A Decade of Debate and Construction

The road from idea to opening was long. American engineering firm AECOM began the Kai Tak Development master plan in early 2007. Hong Kong legislators debated the stadium's financing for years; it took until June 2017 for the Legislative Council to grant approval — after a six-hour debate — for the HK$31.9 billion project. Thirty-six lawmakers voted for it; twenty-one against. The contract went to Kai Tak Sports Park Limited, a subsidiary of New World Development and NWS Holdings. Groundbreaking was in April 2019. The park was originally due to be completed by June 2023, with a government penalty of HK$500,000 per day for missing the main stadium's usage requirements. Resource shortages pushed the opening into 2025. The main contractor Hip Hing Engineering, supported by design firms Populous, Robert Bird Group, and Arup, ultimately delivered a facility the South China Morning Post compared favorably to London's Olympic Park.

Inside the Park

The centerpiece is Kai Tak Stadium: a 50,000-capacity bowl with a retractable roof, capable of transforming between a sport configuration and a concert layout. Alongside it sits the 10,000-seat Kai Tak Arena, which hosted a preliminary round of the 2025 FIVB Women's Volleyball Nations League, and a 5,000-seat Public Sports Ground. The whole complex is organized around Kai Tak Sports Avenue, a covered pedestrian spine running from Station Square — where the MTR's Kai Tak and Sung Wong Toi stations connect — all the way to a harborfront dining area called Dining Cove, with views across Victoria Harbour. The design is deliberately porous: all major entry points connect to public transport, and the Avenue functions as a neighborhood street on non-event days.

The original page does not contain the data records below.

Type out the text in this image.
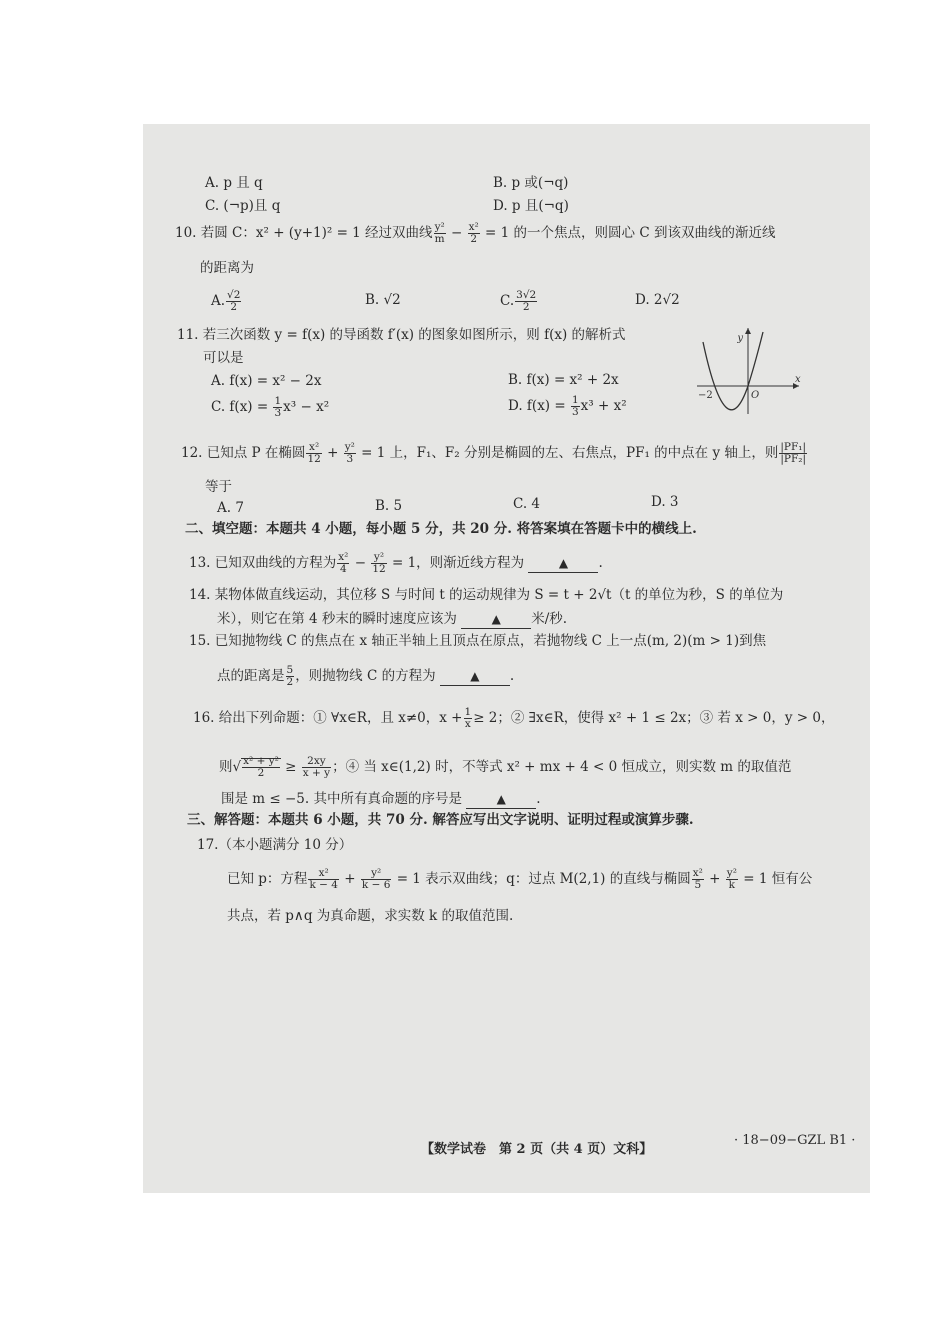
A. p 且 q	B. p 或(¬q)
C. (¬p)且 q	D. p 且(¬q)
10. 若圆 C：x² + (y+1)² = 1 经过双曲线 $\frac{\text{y²}}{m} - \frac{\text{x²}}{2} = 1$ 的一个焦点，则圆心 C 到该双曲线的渐近线
的距离为
A. $\frac{√2}{2}$	B. √2	C. $\frac{3√2}{2}$	D. 2√2
11. 若三次函数 y = f(x) 的导函数 f′(x) 的图象如图所示，则 f(x) 的解析式
可以是
A. f(x) = x² − 2x	B. f(x) = x² + 2x
C. $f(x) = \frac{1}{3} x^3 - x^2$	D. $f(x) = \frac{1}{3} x^3 + x^2$
y
x
O
−2
12. 已知点 P 在椭圆 $\frac{\text{x²}}{12} + \frac{\text{y²}}{3} = 1$ 上，F₁、F₂ 分别是椭圆的左、右焦点，PF₁ 的中点在 y 轴上，则 $\frac{\text{|PF₁|}}{\text{|PF₂|}}$
等于
A. 7	B. 5	C. 4	D. 3
二、填空题：本题共 4 小题，每小题 5 分，共 20 分. 将答案填在答题卡中的横线上.
13. 已知双曲线的方程为 $\frac{\text{x²}}{4} - \frac{\text{y²}}{12} = 1$，则渐近线方程为	▲ .
14. 某物体做直线运动，其位移 S 与时间 t 的运动规律为 S = t + 2√t（t 的单位为秒，S 的单位为
米），则它在第 4 秒末的瞬时速度应该为	▲ 米/秒.
15. 已知抛物线 C 的焦点在 x 轴正半轴上且顶点在原点，若抛物线 C 上一点(m, 2)(m > 1)到焦
点的距离是 $\frac{5}{2}$ ，则抛物线 C 的方程为	▲ .
16. 给出下列命题：① ∀x∈R，且 x≠0，$x + \frac{1}{x} \ge 2$；② ∃x∈R，使得 x² + 1 ≤ 2x；③ 若 x > 0，y > 0，
则√ $\frac{\text{x² + y²}}{2} \ge \frac{2xy}{x + y}$ ；④ 当 x∈(1,2) 时，不等式 x² + mx + 4 < 0 恒成立，则实数 m 的取值范
围是 m ≤ −5. 其中所有真命题的序号是	▲ .
三、解答题：本题共 6 小题，共 70 分. 解答应写出文字说明、证明过程或演算步骤.
17.（本小题满分 10 分）
已知 p：方程 $\frac{\text{x²}}{k - 4} + \frac{\text{y²}}{k - 6} = 1$ 表示双曲线；q：过点 M(2,1) 的直线与椭圆 $\frac{\text{x²}}{5} + \frac{\text{y²}}{k} = 1$ 恒有公
共点，若 p∧q 为真命题，求实数 k 的取值范围.
【数学试卷　第 2 页（共 4 页）文科】
· 18−09−GZL B1 ·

The World Comes to Kowloon

The main stadium's first Hong Kong Sevens rugby tournament drew over 110,000 fans to the three-day event in 2025. The first football match at the stadium was a 2027 AFC Asian Cup qualifier between Hong Kong and India on 10 June 2025, sold out the day before kickoff. Then came the preseason friendlies — Liverpool versus AC Milan on 26 July, invoking memories of their 2005 and 2007 Champions League finals, followed by the Arsenal-Tottenham North London derby on 31 July, the first time those clubs had met outside England. Hong Kong also served as a co-host, alongside Guangdong and Macau, for the 2025 National Games of China, with Kai Tak Sports Park as one of the venues. In the space of a single year, the park had become a fixture on the global sports calendar.

More Than a Stadium

What distinguishes Kai Tak Sports Park from a simple arena is its ambition as a piece of urban fabric. The park is not fenced off between events — it is intended to be part of the city. The public sports ground is available for community use, the sports avenue is walkable daily, and the harbor views from Dining Cove require no ticket. The venue sits in a part of Kowloon that was, for most of the late twentieth century, defined by the anxiety of the airport: noise, danger, the impossibility of building anything too tall nearby. The opening of the sports park did not erase that history. Instead, it repurposed the same piece of land for a different kind of collective experience — one in which the crowds come not with trepidation, but with anticipation.

From the Air

Kai Tak Sports Park sits at 22.3219°N, 114.1969°E in the Kowloon Bay district. From altitude the stadium's distinctive retractable roof is clearly visible on the northwest side of the former airport footprint, with Victoria Harbour to the south and the Kowloon hills to the north. VHHH (Hong Kong International Airport) is approximately 27 km to the west-southwest. Recommended viewing altitude 3,000–5,000 feet provides a clear view of the entire Kai Tak redevelopment zone, including both the sports park and the cruise terminal pier extending into the bay.